La Première Tentation de Saint Antoine/Fragments/IV
IV[1]
Petits bonshommes, nous grouillons sur la terre comme la vermine sur le dos d’un gueux. On a beau nous écraser, nous brûler, nous noyer, nous abattre : nous reparaissons continuellement, toujours plus vivaces et plus nombreux, terribles par la quantité.

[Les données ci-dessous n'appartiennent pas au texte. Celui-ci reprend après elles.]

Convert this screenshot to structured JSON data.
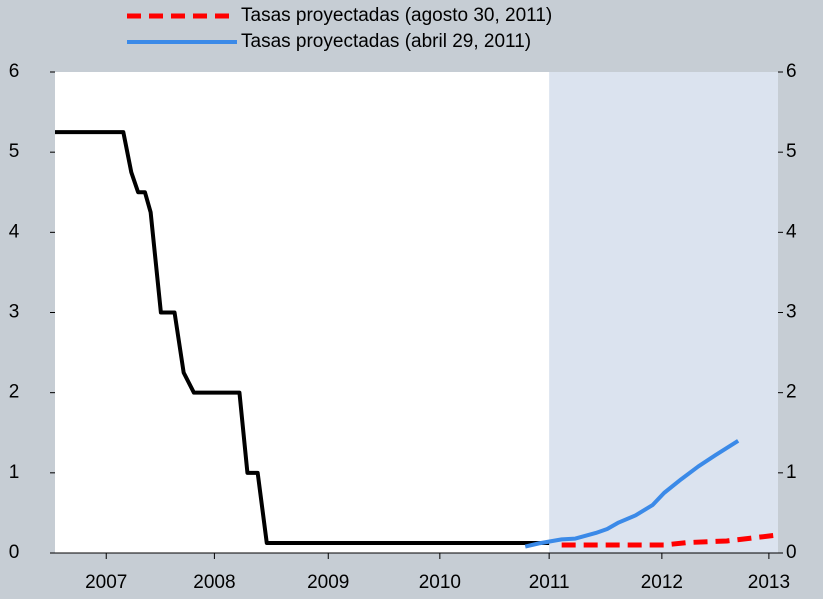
{
  "chart_data": {
    "type": "line",
    "xlim": [
      2007.05,
      2013.4
    ],
    "ylim": [
      0,
      6
    ],
    "yticks": [
      0,
      1,
      2,
      3,
      4,
      5,
      6
    ],
    "y2lim": [
      0,
      6
    ],
    "y2ticks": [
      0,
      1,
      2,
      3,
      4,
      5,
      6
    ],
    "xticks": [
      {
        "value": 2007.5,
        "label": "2007"
      },
      {
        "value": 2008.45,
        "label": "2008"
      },
      {
        "value": 2009.45,
        "label": "2009"
      },
      {
        "value": 2010.43,
        "label": "2010"
      },
      {
        "value": 2011.39,
        "label": "2011"
      },
      {
        "value": 2012.38,
        "label": "2012"
      },
      {
        "value": 2013.32,
        "label": "2013"
      }
    ],
    "shade_start": 2011.39,
    "shade_color": "#dbe3ef",
    "series": [
      {
        "color": "#000000",
        "x": [
          2007.05,
          2007.65,
          2007.72,
          2007.78,
          2007.84,
          2007.89,
          2007.98,
          2008.1,
          2008.18,
          2008.27,
          2008.67,
          2008.74,
          2008.83,
          2008.91,
          2011.39
        ],
        "values": [
          5.25,
          5.25,
          4.75,
          4.5,
          4.5,
          4.25,
          3.0,
          3.0,
          2.25,
          2.0,
          2.0,
          1.0,
          1.0,
          0.125,
          0.125
        ]
      },
      {
        "name": "Tasas proyectadas (agosto 30, 2011)",
        "color": "#ff0000",
        "dash": true,
        "x": [
          2011.5,
          2012.4,
          2012.6,
          2012.95,
          2013.37
        ],
        "values": [
          0.1,
          0.1,
          0.13,
          0.15,
          0.22
        ]
      },
      {
        "name": "Tasas proyectadas (abril 29, 2011)",
        "color": "#3b8ae8",
        "x": [
          2011.18,
          2011.3,
          2011.5,
          2011.62,
          2011.8,
          2011.9,
          2012.0,
          2012.15,
          2012.3,
          2012.4,
          2012.55,
          2012.7,
          2012.85,
          2013.05
        ],
        "values": [
          0.08,
          0.12,
          0.17,
          0.18,
          0.25,
          0.3,
          0.38,
          0.47,
          0.6,
          0.75,
          0.92,
          1.08,
          1.22,
          1.4
        ]
      }
    ]
  }
}
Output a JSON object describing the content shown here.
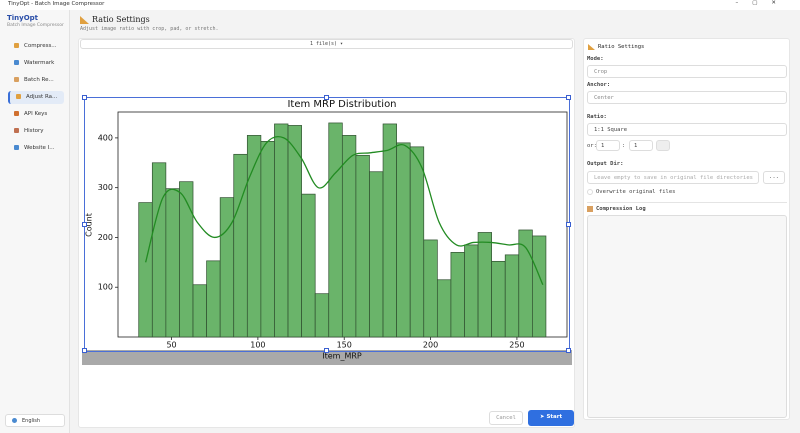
{
  "window": {
    "title": "TinyOpt - Batch Image Compressor"
  },
  "sidebar": {
    "app_name": "TinyOpt",
    "app_subtitle": "Batch Image Compressor",
    "items": [
      "Compress...",
      "Watermark",
      "Batch Re...",
      "Adjust Ra...",
      "API Keys",
      "History",
      "Website I..."
    ],
    "active": 3,
    "language": "English"
  },
  "header": {
    "title": "Ratio Settings",
    "subtitle": "Adjust image ratio with crop, pad, or stretch."
  },
  "preview": {
    "file_selector": "1 file(s) ▾",
    "chart": {
      "type": "histogram",
      "title": "Item MRP Distribution",
      "x_label": "Item_MRP",
      "y_label": "Count",
      "bins": [
        31.0,
        38.86,
        46.72,
        54.58,
        62.44,
        70.3,
        78.16,
        86.02,
        93.88,
        101.74,
        109.6,
        117.46,
        125.32,
        133.18,
        141.04,
        148.9,
        156.76,
        164.62,
        172.48,
        180.34,
        188.2,
        196.06,
        203.92,
        211.78,
        219.64,
        227.5,
        235.36,
        243.22,
        251.08,
        258.94,
        266.8
      ],
      "values": [
        270,
        350,
        298,
        312,
        105,
        153,
        280,
        367,
        405,
        393,
        428,
        425,
        287,
        87,
        430,
        405,
        365,
        332,
        428,
        390,
        382,
        195,
        115,
        170,
        185,
        210,
        152,
        165,
        215,
        203
      ],
      "color": "#6ab46a",
      "edge_color": "#2f4f2f",
      "kde": {
        "x": [
          35,
          45,
          55,
          65,
          75,
          85,
          95,
          105,
          115,
          125,
          135,
          145,
          155,
          165,
          175,
          185,
          195,
          205,
          215,
          225,
          235,
          245,
          255,
          265
        ],
        "values": [
          150,
          280,
          290,
          230,
          200,
          230,
          320,
          390,
          400,
          360,
          300,
          330,
          365,
          370,
          375,
          385,
          340,
          230,
          185,
          190,
          190,
          185,
          180,
          105
        ],
        "color": "#228b22"
      },
      "xlim": [
        19,
        279
      ],
      "ylim": [
        0,
        452
      ],
      "xticks": [
        50,
        100,
        150,
        200,
        250
      ],
      "yticks": [
        100,
        200,
        300,
        400
      ]
    }
  },
  "settings": {
    "title": "Ratio Settings",
    "mode_label": "Mode:",
    "mode": "Crop",
    "anchor_label": "Anchor:",
    "anchor": "Center",
    "ratio_label": "Ratio:",
    "ratio": "1:1 Square",
    "custom_label": "or:",
    "custom_width": 1,
    "separator": ":",
    "custom_height": 1,
    "output_label": "Output Dir:",
    "output_placeholder": "Leave empty to save in original file directories",
    "browse": "...",
    "overwrite": "Overwrite original files",
    "log_title": "Compression Log"
  },
  "actions": {
    "cancel": "Cancel",
    "start": "Start"
  }
}
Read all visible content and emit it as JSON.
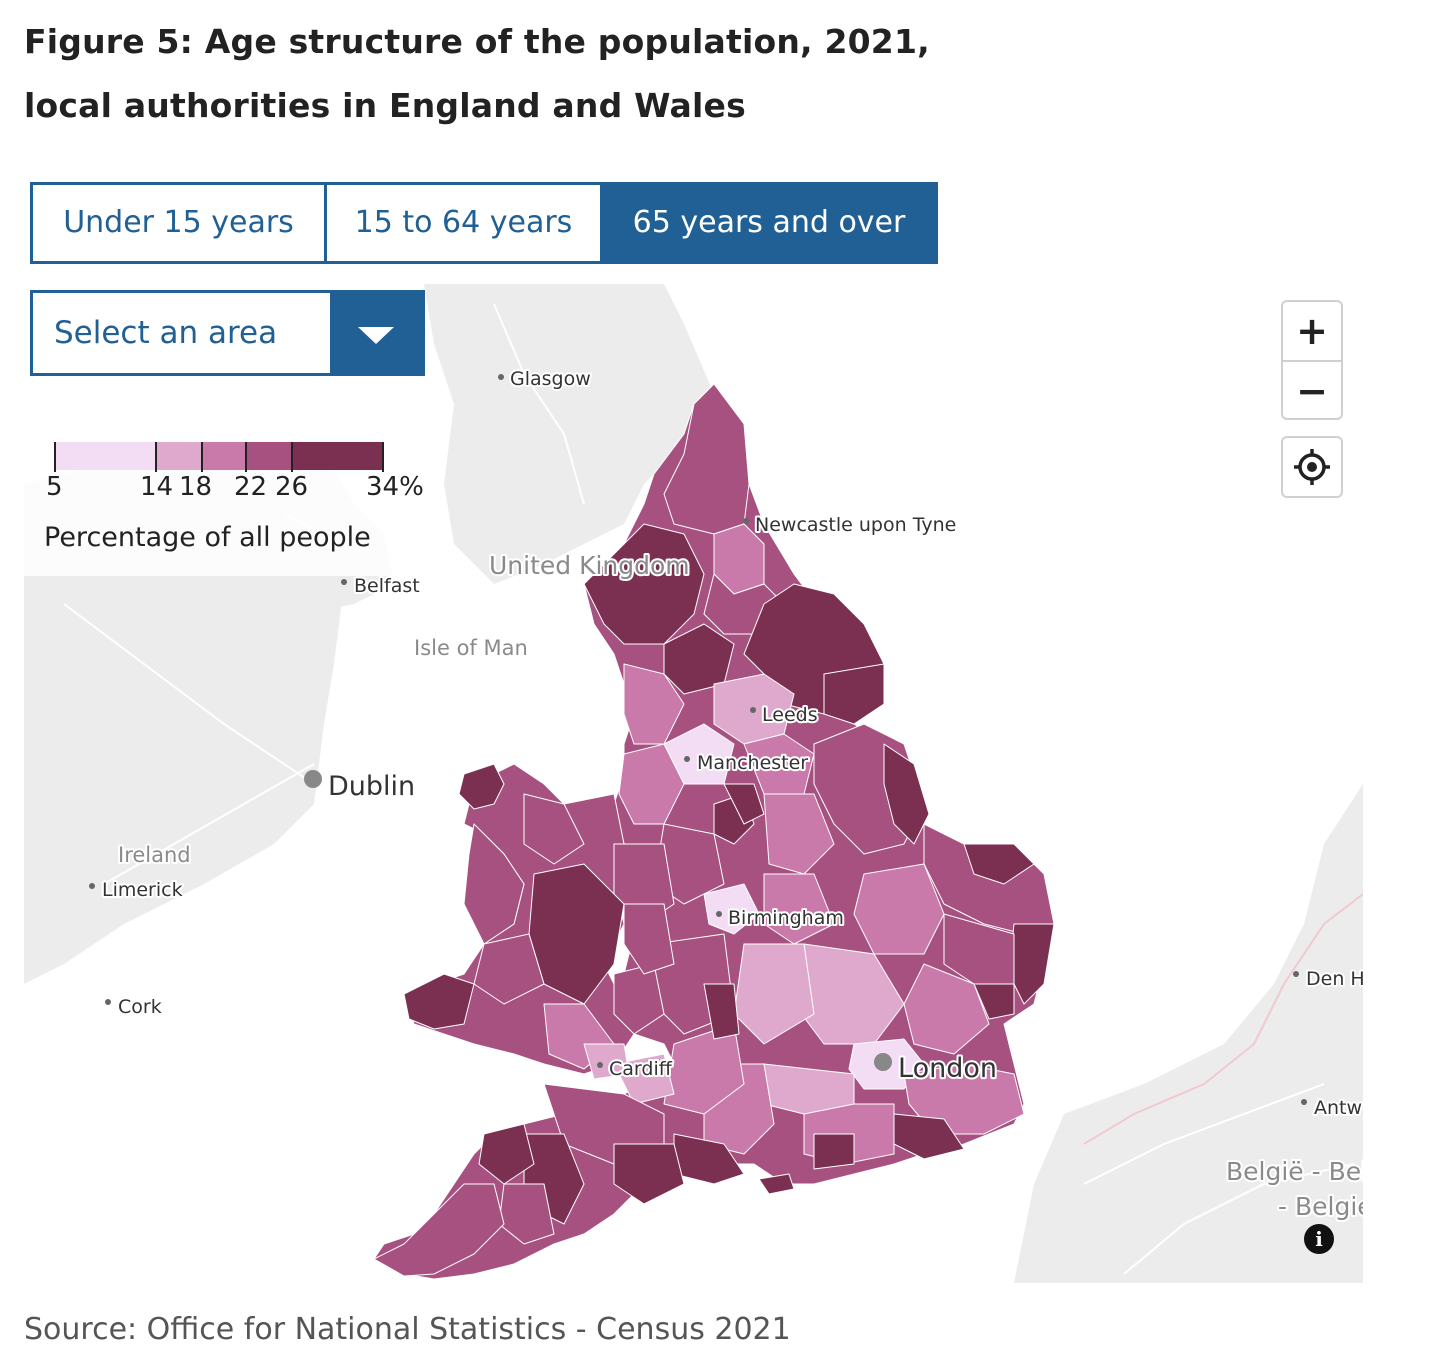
{
  "figure": {
    "title": "Figure 5: Age structure of the population, 2021, local authorities in England and Wales",
    "source": "Source: Office for National Statistics - Census 2021"
  },
  "tabs": [
    {
      "label": "Under 15 years",
      "active": false
    },
    {
      "label": "15 to 64 years",
      "active": false
    },
    {
      "label": "65 years and over",
      "active": true
    }
  ],
  "area_select": {
    "label": "Select an area"
  },
  "legend": {
    "caption": "Percentage of all people",
    "breaks": [
      5,
      14,
      18,
      22,
      26,
      34
    ],
    "labels": [
      "5",
      "14",
      "18",
      "22",
      "26",
      "34%"
    ],
    "colors": [
      "#f3ddf4",
      "#dfa9ce",
      "#c97aaa",
      "#a75181",
      "#7b3052"
    ]
  },
  "map": {
    "places": {
      "glasgow": "Glasgow",
      "newcastle": "Newcastle upon Tyne",
      "belfast": "Belfast",
      "isle_of_man": "Isle of Man",
      "leeds": "Leeds",
      "manchester": "Manchester",
      "dublin": "Dublin",
      "ireland": "Ireland",
      "limerick": "Limerick",
      "birmingham": "Birmingham",
      "cork": "Cork",
      "cardiff": "Cardiff",
      "london": "London",
      "den_haag": "Den H",
      "antwerp": "Antw",
      "belgie_1": "België - Bel",
      "belgie_2": "- Belgie",
      "uk": "United Kingdom"
    },
    "colors": {
      "land": "#ececec",
      "roads": "#ffffff",
      "border": "#f2c9cf",
      "sea": "#ffffff"
    }
  },
  "controls": {
    "zoom_in": "+",
    "zoom_out": "−",
    "info": "i"
  }
}
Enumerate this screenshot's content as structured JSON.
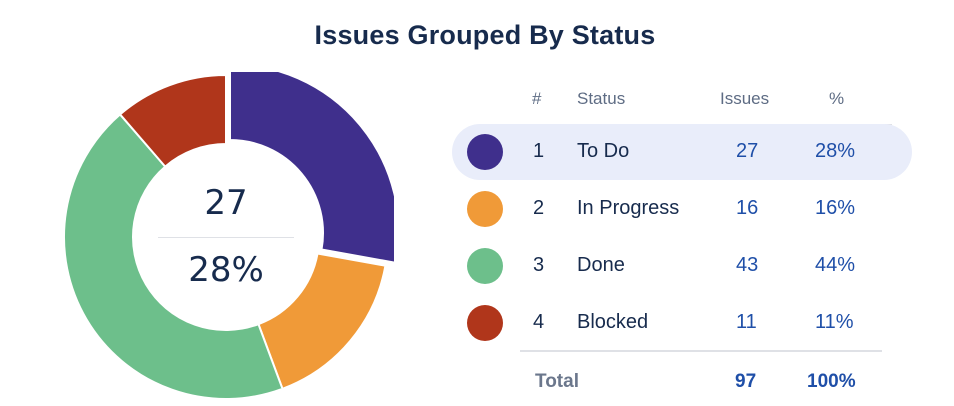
{
  "chart_data": {
    "type": "pie",
    "title": "Issues Grouped By Status",
    "center": {
      "value": "27",
      "percent": "28%"
    },
    "table": {
      "headers": {
        "index": "#",
        "status": "Status",
        "issues": "Issues",
        "percent": "%"
      },
      "rows": [
        {
          "index": "1",
          "status": "To Do",
          "issues": "27",
          "percent": "28%",
          "color": "#3f2f8c",
          "highlighted": true
        },
        {
          "index": "2",
          "status": "In Progress",
          "issues": "16",
          "percent": "16%",
          "color": "#f09a38",
          "highlighted": false
        },
        {
          "index": "3",
          "status": "Done",
          "issues": "43",
          "percent": "44%",
          "color": "#6dbf8b",
          "highlighted": false
        },
        {
          "index": "4",
          "status": "Blocked",
          "issues": "11",
          "percent": "11%",
          "color": "#b0361b",
          "highlighted": false
        }
      ],
      "total": {
        "label": "Total",
        "issues": "97",
        "percent": "100%"
      }
    },
    "values": [
      27,
      16,
      43,
      11
    ],
    "categories": [
      "To Do",
      "In Progress",
      "Done",
      "Blocked"
    ]
  }
}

Notre Empire est superbe. Avec bonne chance, on y fait fortune. Avec un caractère, on s’y trouve heureux. Nous avons des penseurs, des vidangeurs, des courtisanes, des naturalistes et des chapeliers. On sort et l’on rentre. On s’attable et l’on rit. On se couche, on se chamaille, et l’on s’aime. On a des idées, on raisonne, on s’exalte. Les coquilles de noix traversent le ruisseau. Les matelots sont pâles, car la tempête est affreuse. Les chasseurs, dans l’herbe, font la chasse aux puces ; et, sous l’arbre qui nous abrite, des révolutions se passent, sans troubler le moineau qui chante dans son feuillage, ni les fourmis qui se traînent sur son écorce.
Vois-tu nos maisons, nos ponts, nos aqueducs, nos régiments, nos forums ?… Vois-tu à la classe les marmots pygmées qui étudient, les maîtres pygmées qui braillent, les petits livres, les petites plumes ? Vois-tu les Pygmées-poètes chantant les Pygmées-rois, et les Pygmées-voleurs, les Pygmées-dédaigneux et les Pygmées-sombres, les Pygmées-médecins qui vont voir les Pygmées-malades ? Ils leur tâtent le pouls, ils s’asseoient. Le malade tire la langue, le médecin roule des yeux. Il pose un linge, donne une pilule, puis fait la conversation avec les parents, puis il se lève et reçoit une petite pièce d’argent, qu’il fourre dans sa petite poche, pour faire bouillir son petit pot-au-feu. Cependant le petit malade regarde, d’un air triste, partir son petit médecin. Il vient un petit prêtre, et le petit malade crève, et le petit médecin dîne. Alors, on fait un petit coffre, on répand de petites larmes, et avec une petite pompe, on va, dans un petit coin de terre, mettre pourrir la petite charogne !…
- ↑ Pages 334 et suiv. du manuscrit de 1849.